On a sur, de manière à n’en pouvoir douter, que la Duchesse d’Anville avait reçu quelques jours après un paquet de cheveux que lui adressait un jeune prisonnier de la Force appelé M. de Segrais, lequel avait été le camarade de chambre de M. de Beauharnois, et lequel avait trouvé ce même paquet dans une de ses poches, avec un billet à l’adresse de Mme  d’Anville.

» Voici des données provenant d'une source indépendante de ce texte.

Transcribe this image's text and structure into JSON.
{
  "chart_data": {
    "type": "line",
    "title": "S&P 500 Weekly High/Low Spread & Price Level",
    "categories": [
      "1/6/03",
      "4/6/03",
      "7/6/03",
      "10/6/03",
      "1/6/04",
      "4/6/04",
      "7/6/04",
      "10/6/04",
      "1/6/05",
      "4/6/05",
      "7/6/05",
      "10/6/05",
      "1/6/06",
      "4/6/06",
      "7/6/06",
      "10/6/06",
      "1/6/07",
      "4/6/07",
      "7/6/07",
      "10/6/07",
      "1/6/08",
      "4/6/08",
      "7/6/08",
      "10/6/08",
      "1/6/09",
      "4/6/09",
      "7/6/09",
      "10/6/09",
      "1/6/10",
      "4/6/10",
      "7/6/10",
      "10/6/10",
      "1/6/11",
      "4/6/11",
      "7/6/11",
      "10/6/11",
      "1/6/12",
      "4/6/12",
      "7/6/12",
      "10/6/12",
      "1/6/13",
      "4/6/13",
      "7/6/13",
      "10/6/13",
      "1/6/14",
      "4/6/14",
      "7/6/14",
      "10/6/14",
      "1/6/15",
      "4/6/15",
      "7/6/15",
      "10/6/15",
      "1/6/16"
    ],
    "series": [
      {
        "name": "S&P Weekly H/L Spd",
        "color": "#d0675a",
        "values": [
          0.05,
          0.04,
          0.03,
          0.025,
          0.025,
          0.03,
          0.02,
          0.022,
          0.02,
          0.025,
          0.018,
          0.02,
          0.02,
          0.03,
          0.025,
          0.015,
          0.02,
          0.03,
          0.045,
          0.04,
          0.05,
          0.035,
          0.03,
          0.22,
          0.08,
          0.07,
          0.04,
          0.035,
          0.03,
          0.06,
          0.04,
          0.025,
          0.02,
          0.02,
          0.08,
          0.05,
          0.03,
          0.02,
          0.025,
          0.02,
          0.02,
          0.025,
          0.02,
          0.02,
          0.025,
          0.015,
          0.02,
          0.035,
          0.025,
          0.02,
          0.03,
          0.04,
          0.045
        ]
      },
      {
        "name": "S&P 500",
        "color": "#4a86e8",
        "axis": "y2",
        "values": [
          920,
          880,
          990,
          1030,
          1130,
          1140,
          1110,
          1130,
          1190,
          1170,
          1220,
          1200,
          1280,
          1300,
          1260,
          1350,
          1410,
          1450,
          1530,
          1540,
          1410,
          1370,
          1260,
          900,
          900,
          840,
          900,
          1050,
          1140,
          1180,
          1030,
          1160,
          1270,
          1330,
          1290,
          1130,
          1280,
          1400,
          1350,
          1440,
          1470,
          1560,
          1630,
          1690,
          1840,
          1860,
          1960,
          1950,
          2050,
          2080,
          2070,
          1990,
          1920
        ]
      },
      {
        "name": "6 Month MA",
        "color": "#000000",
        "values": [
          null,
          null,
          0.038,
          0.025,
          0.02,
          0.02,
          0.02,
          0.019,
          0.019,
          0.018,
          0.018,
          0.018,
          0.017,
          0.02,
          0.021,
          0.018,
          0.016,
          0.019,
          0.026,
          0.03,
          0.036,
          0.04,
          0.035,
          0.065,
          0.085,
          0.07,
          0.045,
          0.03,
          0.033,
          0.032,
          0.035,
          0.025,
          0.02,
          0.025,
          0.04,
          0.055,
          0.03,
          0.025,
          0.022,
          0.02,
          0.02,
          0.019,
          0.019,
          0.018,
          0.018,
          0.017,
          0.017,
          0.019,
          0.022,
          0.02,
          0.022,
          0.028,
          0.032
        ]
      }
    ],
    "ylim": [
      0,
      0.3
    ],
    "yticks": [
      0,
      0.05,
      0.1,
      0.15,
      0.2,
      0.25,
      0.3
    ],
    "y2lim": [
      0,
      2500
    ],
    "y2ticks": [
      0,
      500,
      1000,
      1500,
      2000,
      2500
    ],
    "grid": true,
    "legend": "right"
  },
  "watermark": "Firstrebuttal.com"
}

D’un autre côté, Mme  de Beauharnois fit voir à tous les prisonniers des Carmes une lettre que son mari avait écrite la veille de sa mort, et dans laquelle il disait, assez ridiculement du reste, que les auteurs de son supplice étaient des aristocrates déguisés en patriotes ; et puis c’était des protestations d’un amour ardent pour la république française avec des vœux pour le maintien de la liberté, des imprécations contre les tyrans, et des recommandations pour élever ses deux enfans dans le civisme. Je pense qu’il avait perdu la tête, ou peut-être espérait-il empêcher la confiscation du peu de biens qu’il avait, au moyen de cette belle déclaration ? Toujours est-il que ce fut un acte d’opiniâtreté scandaleuse, et que si Mme  sa femme avait eu plus d’esprit de conduite avec des principes un peu mieux arrêtés, elle en aurait gardé le lacet[1]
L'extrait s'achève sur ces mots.